1. Balance / schedule incoming requests to the right backend

2. Model server replicas that can run on multiple hardware topologies

3. Prefix caching hierarchy with well-tested variants for different use cases

So it's a 3-tier architecture. The biggest difference with Dynamo is that llm-d is using the inference gateway extension - https://github.com/kubernetes-sigs/gateway-api-inference-ext... - which brings Kubernetes owned APIs for managing model routing, request priority and flow control, LoRA support etc.

rdli•1y ago
I would think that that the NVidia Dynamo SDK (pipelines) is a big difference as well (https://github.com/ai-dynamo/dynamo/tree/main/deploy/sdk/doc...), or am I missing something?
Kemschumam•1y ago
What would be the benefit of this project over hosting VLLM in Ray?
smarterclayton•1y ago
That's a good example - I can at least answer about why it's a difference: different target user.

As I understand the Dynamo SDK it is about simplifying and helping someone get started with Dynamo on Kubernetes.

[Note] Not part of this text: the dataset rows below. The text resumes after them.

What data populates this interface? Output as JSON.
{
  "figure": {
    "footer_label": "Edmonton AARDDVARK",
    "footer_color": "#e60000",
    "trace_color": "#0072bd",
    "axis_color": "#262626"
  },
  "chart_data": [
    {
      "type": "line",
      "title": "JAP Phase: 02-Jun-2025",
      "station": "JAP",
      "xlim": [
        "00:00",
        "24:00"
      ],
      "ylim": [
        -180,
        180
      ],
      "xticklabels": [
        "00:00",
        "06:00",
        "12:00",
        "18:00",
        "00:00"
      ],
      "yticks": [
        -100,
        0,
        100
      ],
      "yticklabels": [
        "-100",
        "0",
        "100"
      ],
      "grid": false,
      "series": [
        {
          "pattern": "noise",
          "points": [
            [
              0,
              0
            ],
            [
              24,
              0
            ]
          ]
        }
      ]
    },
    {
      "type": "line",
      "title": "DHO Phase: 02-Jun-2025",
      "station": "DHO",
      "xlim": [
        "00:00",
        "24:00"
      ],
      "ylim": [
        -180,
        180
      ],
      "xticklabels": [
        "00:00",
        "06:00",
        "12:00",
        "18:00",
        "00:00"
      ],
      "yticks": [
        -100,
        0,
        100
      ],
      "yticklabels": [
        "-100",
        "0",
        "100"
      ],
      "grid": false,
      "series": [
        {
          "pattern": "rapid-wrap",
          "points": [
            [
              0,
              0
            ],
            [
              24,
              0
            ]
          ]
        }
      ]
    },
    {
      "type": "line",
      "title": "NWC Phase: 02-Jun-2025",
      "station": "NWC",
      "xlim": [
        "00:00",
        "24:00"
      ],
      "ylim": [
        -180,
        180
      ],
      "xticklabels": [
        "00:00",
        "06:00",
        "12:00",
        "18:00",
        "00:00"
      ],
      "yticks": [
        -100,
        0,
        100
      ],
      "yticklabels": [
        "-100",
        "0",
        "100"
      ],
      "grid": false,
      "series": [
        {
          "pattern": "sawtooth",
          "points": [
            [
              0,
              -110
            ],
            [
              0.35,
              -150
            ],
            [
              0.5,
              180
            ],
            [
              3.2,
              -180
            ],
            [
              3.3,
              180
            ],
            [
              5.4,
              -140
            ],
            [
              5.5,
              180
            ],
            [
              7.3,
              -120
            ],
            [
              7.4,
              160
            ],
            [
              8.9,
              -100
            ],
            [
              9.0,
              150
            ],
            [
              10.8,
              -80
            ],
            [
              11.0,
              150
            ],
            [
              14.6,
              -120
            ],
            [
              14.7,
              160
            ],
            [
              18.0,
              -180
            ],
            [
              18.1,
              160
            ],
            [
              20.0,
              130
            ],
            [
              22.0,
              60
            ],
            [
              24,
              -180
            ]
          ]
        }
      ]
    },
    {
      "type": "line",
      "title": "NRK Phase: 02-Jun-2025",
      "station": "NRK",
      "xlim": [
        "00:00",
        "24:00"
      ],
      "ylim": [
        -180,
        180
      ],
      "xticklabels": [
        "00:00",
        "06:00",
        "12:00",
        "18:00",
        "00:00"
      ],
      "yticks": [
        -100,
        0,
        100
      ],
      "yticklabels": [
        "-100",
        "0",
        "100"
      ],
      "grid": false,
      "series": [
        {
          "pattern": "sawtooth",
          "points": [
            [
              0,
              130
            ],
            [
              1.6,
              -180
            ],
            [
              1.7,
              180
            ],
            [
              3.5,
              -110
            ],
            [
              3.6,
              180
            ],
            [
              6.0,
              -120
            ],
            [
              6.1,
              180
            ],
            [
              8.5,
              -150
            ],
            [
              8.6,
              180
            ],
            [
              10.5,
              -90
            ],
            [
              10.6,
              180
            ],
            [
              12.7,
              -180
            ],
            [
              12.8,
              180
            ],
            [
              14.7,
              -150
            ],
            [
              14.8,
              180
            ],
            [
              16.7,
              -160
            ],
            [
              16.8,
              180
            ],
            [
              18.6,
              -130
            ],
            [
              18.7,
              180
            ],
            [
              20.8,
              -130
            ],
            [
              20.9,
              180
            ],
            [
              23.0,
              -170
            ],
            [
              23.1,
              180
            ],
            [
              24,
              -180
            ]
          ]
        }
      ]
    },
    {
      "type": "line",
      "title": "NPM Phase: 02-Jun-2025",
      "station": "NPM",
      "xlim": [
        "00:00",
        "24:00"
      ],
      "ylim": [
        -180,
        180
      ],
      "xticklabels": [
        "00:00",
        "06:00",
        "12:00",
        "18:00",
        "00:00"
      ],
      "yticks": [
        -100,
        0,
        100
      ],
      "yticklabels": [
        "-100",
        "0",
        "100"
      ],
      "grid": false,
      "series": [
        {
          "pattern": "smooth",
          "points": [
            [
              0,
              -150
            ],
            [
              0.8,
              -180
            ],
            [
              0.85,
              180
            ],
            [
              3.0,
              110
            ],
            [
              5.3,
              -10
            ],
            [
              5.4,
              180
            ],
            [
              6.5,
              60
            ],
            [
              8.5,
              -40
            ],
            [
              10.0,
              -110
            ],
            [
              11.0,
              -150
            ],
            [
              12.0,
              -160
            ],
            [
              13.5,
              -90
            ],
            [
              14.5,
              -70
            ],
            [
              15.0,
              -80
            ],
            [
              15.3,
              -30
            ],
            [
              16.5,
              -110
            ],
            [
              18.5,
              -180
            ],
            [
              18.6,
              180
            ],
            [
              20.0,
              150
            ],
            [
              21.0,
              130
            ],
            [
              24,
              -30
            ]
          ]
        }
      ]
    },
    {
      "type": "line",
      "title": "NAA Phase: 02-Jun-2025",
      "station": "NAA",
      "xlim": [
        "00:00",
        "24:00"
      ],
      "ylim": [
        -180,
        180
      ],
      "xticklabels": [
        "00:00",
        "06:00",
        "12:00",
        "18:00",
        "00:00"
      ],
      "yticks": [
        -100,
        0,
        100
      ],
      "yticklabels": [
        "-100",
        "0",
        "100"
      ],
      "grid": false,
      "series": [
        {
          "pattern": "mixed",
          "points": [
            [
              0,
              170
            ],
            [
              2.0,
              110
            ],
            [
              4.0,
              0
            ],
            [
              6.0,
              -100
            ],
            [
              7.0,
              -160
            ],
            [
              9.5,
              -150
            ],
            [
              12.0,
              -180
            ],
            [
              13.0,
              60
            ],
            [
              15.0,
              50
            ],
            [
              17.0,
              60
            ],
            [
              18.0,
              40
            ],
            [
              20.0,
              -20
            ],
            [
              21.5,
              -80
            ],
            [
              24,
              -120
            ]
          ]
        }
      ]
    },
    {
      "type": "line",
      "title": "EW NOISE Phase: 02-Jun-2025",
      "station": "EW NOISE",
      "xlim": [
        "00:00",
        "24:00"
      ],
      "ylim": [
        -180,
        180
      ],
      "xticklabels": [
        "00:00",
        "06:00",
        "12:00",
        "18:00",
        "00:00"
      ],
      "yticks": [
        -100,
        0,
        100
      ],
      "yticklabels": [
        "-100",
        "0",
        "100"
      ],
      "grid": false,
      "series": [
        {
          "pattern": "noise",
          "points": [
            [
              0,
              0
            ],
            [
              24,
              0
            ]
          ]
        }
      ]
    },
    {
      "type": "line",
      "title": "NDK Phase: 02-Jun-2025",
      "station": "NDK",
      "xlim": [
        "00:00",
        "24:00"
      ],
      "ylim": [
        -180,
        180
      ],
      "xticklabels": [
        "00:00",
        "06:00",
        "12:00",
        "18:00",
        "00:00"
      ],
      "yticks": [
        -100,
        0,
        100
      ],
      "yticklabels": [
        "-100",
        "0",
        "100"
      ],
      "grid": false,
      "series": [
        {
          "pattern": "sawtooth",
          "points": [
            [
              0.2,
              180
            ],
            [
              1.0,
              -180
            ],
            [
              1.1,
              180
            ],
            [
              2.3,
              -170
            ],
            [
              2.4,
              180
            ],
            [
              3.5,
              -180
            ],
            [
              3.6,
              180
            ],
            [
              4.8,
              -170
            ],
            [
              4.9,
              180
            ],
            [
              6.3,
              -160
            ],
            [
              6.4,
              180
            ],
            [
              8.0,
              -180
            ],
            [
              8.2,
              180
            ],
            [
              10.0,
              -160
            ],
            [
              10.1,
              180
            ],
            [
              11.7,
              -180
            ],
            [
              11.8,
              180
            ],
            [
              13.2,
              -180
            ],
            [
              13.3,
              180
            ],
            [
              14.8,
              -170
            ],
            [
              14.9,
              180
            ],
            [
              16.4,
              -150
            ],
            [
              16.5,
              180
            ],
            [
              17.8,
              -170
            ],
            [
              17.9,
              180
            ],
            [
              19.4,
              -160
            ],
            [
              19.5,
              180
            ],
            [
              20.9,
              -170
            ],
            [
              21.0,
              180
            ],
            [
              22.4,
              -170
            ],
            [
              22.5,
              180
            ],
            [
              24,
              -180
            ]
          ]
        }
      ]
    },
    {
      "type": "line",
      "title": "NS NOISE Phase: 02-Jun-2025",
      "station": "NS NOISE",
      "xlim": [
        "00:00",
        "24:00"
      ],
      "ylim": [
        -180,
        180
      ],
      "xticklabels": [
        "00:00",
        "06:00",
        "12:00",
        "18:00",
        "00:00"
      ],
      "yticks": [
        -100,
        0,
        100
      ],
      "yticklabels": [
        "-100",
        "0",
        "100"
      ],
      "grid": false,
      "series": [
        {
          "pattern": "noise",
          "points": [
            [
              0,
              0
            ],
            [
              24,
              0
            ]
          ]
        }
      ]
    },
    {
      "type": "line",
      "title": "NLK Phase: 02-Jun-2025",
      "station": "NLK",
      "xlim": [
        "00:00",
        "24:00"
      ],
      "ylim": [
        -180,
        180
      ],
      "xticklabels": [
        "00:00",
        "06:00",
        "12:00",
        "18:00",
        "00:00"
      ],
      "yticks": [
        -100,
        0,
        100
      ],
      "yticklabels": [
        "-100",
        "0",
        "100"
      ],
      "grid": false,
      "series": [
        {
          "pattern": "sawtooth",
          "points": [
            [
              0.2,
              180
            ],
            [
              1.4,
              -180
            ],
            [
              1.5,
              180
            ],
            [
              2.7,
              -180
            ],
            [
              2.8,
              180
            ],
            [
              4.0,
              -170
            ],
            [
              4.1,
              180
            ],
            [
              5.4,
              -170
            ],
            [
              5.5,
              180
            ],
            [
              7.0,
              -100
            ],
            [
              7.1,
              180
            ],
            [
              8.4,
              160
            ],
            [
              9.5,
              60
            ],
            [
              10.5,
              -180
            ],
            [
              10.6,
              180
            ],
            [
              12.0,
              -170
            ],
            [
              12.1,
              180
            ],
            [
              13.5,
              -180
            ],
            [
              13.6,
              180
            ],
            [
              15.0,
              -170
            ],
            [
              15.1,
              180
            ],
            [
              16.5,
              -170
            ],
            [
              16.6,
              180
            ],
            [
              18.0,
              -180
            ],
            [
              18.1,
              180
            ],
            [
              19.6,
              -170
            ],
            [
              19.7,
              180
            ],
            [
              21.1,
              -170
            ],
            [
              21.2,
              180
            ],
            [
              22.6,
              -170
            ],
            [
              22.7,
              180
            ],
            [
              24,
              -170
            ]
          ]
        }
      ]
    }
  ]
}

From the user set we work with (large inference deployers) that is not a high priority - they already have mature deployment opinions or a set of tools that would not compose well with something like the Dynamo SDK. Their comfort level with Kubernetes is moderate to high - either they use Kubernetes for high scale training and batch, or they are deploying to many different providers in order to get enough capacity and need a standard orchestration solution.

llm-d focuses on helping achieve efficiency dynamically at runtime based on changing traffic or workload on Kubernetes - some of the things the Dynamo SDK encodes are static and upfront and would conflict with that objective. Also, large deployers with serving typically have significant batch and training and they are looking to maximize capacity use without impacting their prod serving. That requires the orchestrator to know about both workloads at some level - which Dynamo SDK would make more difficult.

rdli•1y ago
In this analogy, Dynamo is most definitely not like Django. It includes inference aware routing, KV caching, etc. -- all the stuff you would need to run a modern SOTA inference stack.
qntty•1y ago
You're right, I was confusing TensorRT with Dynamo. It looks like the relationship between Dynamo and vLLM is actually the opposite of what I was thinking -- Dynamo can use vLLM as a backend rather than vice versa.